Como no Iraque, a guerra não trouxe a liberdade ao Afeganistão. Nenhuma das dos guerras tem sido um combate para conquistar a democracia ou a justiça, nem para eliminar grupos terroristas, mas ambas as agressões tinham e têm como origem os interesses estratégicos dos EUA na región. Nós, as pessoas afegãs, nunca aceitamos o conjunto de peões no “Grande Jogo” do Império, como já ficaram sabendo os britânicos e os soviéticos no século passado [leia mais sobre isso em Breve História e Atualidades do Afeganistão, na seção Histórias Mundiais].

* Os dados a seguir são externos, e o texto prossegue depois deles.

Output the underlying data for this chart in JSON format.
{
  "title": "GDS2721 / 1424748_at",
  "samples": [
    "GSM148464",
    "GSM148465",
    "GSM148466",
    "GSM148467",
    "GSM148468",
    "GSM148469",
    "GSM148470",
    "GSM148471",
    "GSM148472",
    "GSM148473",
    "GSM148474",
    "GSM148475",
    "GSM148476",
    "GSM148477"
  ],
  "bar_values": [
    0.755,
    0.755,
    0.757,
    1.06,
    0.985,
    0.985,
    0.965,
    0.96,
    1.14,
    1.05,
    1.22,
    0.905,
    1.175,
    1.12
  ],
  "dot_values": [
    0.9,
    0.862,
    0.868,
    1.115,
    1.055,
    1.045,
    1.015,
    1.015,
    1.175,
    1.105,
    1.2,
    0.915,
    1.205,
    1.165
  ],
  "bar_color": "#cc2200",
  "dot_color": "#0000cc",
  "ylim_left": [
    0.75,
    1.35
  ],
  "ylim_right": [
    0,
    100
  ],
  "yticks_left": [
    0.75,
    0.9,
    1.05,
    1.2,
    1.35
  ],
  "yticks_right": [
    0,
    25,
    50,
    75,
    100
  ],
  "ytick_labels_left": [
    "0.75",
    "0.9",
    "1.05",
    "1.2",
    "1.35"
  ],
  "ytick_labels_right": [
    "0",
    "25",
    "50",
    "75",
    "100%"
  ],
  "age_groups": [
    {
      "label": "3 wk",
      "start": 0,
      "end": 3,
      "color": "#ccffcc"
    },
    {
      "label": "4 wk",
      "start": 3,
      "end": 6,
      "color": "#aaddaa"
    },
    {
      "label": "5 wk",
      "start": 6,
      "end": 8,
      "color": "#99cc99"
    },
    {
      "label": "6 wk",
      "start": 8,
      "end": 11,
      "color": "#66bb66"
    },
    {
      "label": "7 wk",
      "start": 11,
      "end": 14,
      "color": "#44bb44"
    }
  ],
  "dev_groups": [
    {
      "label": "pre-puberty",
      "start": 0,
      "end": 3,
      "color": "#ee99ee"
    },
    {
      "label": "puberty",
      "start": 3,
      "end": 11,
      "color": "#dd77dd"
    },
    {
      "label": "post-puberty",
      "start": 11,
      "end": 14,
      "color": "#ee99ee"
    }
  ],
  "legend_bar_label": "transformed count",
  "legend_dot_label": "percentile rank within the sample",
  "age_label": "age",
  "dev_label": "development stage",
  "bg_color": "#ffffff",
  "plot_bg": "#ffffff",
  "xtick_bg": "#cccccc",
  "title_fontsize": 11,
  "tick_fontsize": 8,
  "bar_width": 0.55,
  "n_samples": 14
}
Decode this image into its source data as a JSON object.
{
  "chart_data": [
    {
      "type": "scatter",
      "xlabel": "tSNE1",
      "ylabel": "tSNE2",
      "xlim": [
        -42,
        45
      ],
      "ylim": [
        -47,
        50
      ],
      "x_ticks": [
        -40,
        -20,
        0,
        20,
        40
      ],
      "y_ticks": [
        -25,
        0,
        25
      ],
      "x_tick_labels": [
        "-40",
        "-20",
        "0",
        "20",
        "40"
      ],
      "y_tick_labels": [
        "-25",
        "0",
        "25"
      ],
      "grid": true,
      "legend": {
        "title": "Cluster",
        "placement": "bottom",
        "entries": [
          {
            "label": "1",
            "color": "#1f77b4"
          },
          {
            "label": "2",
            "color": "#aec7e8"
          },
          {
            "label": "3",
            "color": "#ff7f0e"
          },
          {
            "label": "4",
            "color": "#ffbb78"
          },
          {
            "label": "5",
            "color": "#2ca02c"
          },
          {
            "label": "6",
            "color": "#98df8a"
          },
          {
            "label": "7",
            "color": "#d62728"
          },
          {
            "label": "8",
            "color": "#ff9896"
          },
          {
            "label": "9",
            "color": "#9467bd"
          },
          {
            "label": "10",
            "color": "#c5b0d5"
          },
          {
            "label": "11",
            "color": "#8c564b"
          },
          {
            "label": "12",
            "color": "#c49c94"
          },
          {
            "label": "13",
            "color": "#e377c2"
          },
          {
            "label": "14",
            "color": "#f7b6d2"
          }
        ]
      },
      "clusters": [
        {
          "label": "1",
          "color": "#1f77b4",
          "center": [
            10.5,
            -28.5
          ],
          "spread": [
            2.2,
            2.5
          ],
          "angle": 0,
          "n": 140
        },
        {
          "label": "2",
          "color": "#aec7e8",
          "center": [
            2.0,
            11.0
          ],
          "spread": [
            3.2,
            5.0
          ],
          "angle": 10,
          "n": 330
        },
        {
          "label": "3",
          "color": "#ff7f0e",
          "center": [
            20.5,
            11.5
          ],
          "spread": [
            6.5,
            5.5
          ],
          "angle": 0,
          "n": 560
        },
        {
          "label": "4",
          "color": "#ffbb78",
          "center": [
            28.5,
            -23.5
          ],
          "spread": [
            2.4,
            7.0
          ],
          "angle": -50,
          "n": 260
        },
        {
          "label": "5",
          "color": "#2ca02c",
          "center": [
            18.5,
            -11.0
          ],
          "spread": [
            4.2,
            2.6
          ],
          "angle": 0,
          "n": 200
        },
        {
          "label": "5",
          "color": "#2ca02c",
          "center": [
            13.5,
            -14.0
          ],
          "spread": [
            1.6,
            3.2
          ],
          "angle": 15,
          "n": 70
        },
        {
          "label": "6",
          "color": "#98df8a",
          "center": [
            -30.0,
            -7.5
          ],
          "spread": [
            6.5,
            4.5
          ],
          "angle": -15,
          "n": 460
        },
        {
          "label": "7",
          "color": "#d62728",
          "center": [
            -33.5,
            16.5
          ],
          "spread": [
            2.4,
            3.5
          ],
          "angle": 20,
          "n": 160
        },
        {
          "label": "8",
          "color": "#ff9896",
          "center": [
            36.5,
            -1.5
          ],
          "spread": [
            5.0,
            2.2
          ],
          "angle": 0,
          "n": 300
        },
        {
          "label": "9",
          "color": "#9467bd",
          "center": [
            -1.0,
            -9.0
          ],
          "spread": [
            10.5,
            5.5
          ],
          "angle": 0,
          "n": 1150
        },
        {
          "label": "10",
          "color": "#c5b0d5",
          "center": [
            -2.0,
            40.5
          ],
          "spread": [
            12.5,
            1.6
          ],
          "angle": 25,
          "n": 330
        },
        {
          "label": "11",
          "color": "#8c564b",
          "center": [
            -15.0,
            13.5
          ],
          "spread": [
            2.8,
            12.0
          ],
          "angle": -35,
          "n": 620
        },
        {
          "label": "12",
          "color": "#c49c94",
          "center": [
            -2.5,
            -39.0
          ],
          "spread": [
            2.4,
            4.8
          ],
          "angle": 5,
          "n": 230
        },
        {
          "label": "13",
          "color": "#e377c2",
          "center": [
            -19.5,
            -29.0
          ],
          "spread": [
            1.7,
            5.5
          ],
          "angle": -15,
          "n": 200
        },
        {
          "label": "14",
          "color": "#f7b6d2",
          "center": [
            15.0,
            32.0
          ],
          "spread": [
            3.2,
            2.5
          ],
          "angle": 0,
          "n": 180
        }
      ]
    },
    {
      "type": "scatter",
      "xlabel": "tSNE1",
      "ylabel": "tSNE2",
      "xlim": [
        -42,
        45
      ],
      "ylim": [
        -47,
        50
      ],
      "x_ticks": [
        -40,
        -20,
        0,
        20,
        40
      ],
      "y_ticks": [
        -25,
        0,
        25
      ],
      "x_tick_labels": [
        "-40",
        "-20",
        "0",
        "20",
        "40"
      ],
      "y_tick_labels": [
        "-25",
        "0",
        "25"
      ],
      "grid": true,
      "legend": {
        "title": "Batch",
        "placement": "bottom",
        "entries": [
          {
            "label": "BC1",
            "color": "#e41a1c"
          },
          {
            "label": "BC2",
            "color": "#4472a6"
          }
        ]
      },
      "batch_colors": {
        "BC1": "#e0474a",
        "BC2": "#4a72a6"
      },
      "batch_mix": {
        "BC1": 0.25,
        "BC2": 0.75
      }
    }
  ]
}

É uma pena como os meios de comunicação ocidentais têm escondido a realidade afegã em apoio à ideia da “guerra boa”. Talvez se os cidadãos dos EUA estivessem melhor informados sobre meu país, o presidente Obama não teria se atrevido a enviar mais tropas e gastar o dinheiro dos contribuintes en uma guerra que só está acrescentando sofrimento a nosso povo e que leva a região a conflitos cada vez mais profundos.

Nem a nova chegada de tropas extrangeiras no Afeganistão, nem o prolongamento dos ataques aéreos trarão liberdade às mulheres afegãs. A única coisa que farão é aumentar o número de vítimas civis e estender a resistência à ocupação.

Para ajudar realmente às mulheres afegãs, o povo dos EUA e de outros lugares têm que exigir de seus governos que deixen de apoiar e encobrir um regime de caudilhos e extremistas. Se estas gangues fossem finalmente entregues à justiça, as mulheres e os homens do Afeganistão demonstraríamos que somos muito capazes de prestarrnos ajuda sen ingerências.